The throwaway plot, which centers on married adult film stars named Mandrew (he came up with that stage name all by himself) and Peeps, is about as cheesy and filled with holes as your average plotted porn video. Which surely was a conscious choice by the playwright to mesh with the subject matter.

The setting is a Vegas hotel that’s hosting the annual Adult Film Awards — a seriously big deal in the porn community. Mandrew’s high school buddy, Lee, has come to town, along with his fiancée Sara, to interview him for a probing profile in the New York Post. But when the straight-laced couple gets swept up in the excitement of the porn world and caught in the friction between Mandrew and Peeps, who are both up for major awards, manic melodrama ensues.

Not that it really matters. For it’s the often witty, ultra-bawdy banter delivered by an uncommonly relatable, sharp ensemble that makes this trifle of a play irresistible.

In a surprise move, the doe-eyed Cheyenne Jackson (who last year married his longtime partner, Monte Lapka, by the way), hailed on Broadway for his mellifluous vocals in “Finnian’s Rainbow,” “Xanadu,” and “All Shook Up,” is showing off his comic chops this time around. And much more, for the script requires him to strip down to his tight blue Superman undies, confirming, without a doubt, that the amazingly ripped and plucked 37-year old has indeed got talent.

Sporting a dorky long hairstyle, he infuses Mandrew with an innocent affability that draws us in even when delivering inane lines like “I used to jack off to ‘Where’s Waldo’ books. There, I said it.”

Daniel Breaker (“Passing Strange”) is spot-on as the bumbling, ascetic Lee who wonders if he’s making a mistake marrying his high school sweetheart before experimenting sexually with other women.
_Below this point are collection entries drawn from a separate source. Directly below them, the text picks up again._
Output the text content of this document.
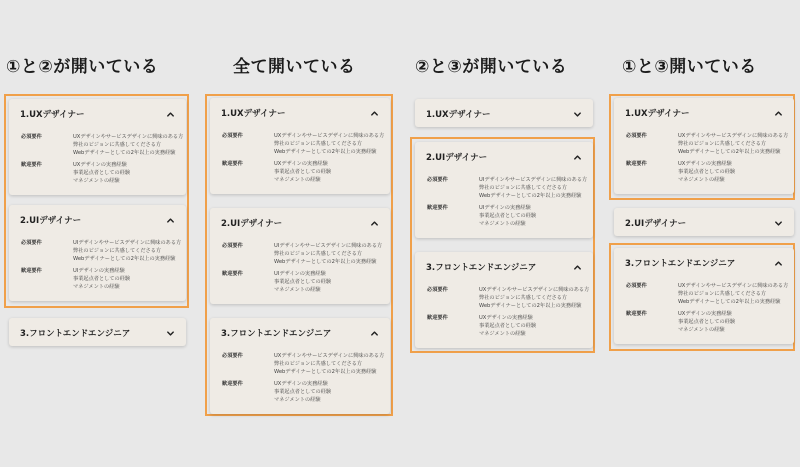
①と②が開いている
1.UXデザイナー
必須要件	UXデザインやサービスデザインに興味のある方
弊社のビジョンに共感してくださる方
Webデザイナーとしての2年以上の実務経験
歓迎要件	UXデザインの実務経験
事業起点者としての経験
マネジメントの経験
2.UIデザイナー
必須要件	UIデザインやサービスデザインに興味のある方
弊社のビジョンに共感してくださる方
Webデザイナーとしての2年以上の実務経験
歓迎要件	UIデザインの実務経験
事業起点者としての経験
マネジメントの経験
3.フロントエンドエンジニア
全て開いている
1.UXデザイナー
必須要件	UXデザインやサービスデザインに興味のある方
弊社のビジョンに共感してくださる方
Webデザイナーとしての2年以上の実務経験
歓迎要件	UXデザインの実務経験
事業起点者としての経験
マネジメントの経験
2.UIデザイナー
必須要件	UIデザインやサービスデザインに興味のある方
弊社のビジョンに共感してくださる方
Webデザイナーとしての2年以上の実務経験
歓迎要件	UIデザインの実務経験
事業起点者としての経験
マネジメントの経験
3.フロントエンドエンジニア
必須要件	UXデザインやサービスデザインに興味のある方
弊社のビジョンに共感してくださる方
Webデザイナーとしての2年以上の実務経験
歓迎要件	UXデザインの実務経験
事業起点者としての経験
マネジメントの経験
②と③が開いている
1.UXデザイナー
2.UIデザイナー
必須要件	UIデザインやサービスデザインに興味のある方
弊社のビジョンに共感してくださる方
Webデザイナーとしての2年以上の実務経験
歓迎要件	UIデザインの実務経験
事業起点者としての経験
マネジメントの経験
3.フロントエンドエンジニア
必須要件	UXデザインやサービスデザインに興味のある方
弊社のビジョンに共感してくださる方
Webデザイナーとしての2年以上の実務経験
歓迎要件	UXデザインの実務経験
事業起点者としての経験
マネジメントの経験
①と③開いている
1.UXデザイナー
必須要件	UXデザインやサービスデザインに興味のある方
弊社のビジョンに共感してくださる方
Webデザイナーとしての2年以上の実務経験
歓迎要件	UXデザインの実務経験
事業起点者としての経験
マネジメントの経験
2.UIデザイナー
3.フロントエンドエンジニア
必須要件	UXデザインやサービスデザインに興味のある方
弊社のビジョンに共感してくださる方
Webデザイナーとしての2年以上の実務経験
歓迎要件	UXデザインの実務経験
事業起点者としての経験
マネジメントの経験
As his fiancée, a repressed math teacher, Alicia Silverstone turns on the squeaky charms she perfected in “Clueless” to fine effect. While her Sara gleefully makes fun of the porn biz, mocking titles like “Spontaneass,” she hints that spontaneity — especially of the kinky sexual kind — could be precisely what’s missing from her life.

Playing Chuck Wood, in the wise, over-the-hill porn star role, the gray-haired Henry Winkler is miscast. I love his Fonzie-esque brashness as much as the next guy, but the actor is pushing 70. Legendary penis or no, Chuck winning the Best Male Performer award over Mandrew is, shall we say, hard to swallow.

It’s Ari Graynor’s turn as Peeps that steals the show here. Not only does she take an annoying stock character — the shrill, ditzy blonde who won’t be pushed around — and make her lovable, but her comic timing is flawless. Her fear of becoming a MILF before her time is real, and Graynor makes us feel it. Nina Arianda (“Venus in Fur,” “Born Yesterday”) better watch her back.

Jenni Barber does her best with the flimsy role of an even more clichéd character, Sundown LeMay, who has enormous fake breasts and a tiny brain.

If this is one of the more frivolous endeavors to appear on the Main Stem this season, it’s also the raciest. As with “The Book of Mormon,” rude, if not downright offensive, material is cloaked in the mantle of old-fashioned comedy so they can get away with it.

The weirdly funny exchange where Mandrew gets the stodgy Lee to re-enact his nominated scene from “Planet of the Tits” — the one where two buddies are simultaneously pounding two chicks and high-five each other during the act — is scarcely your typical Broadway fare. Later, when Chuck boasts he’s got a big penis, an inebriated Sara counters, “Guess what? I’ve got a big vagina.”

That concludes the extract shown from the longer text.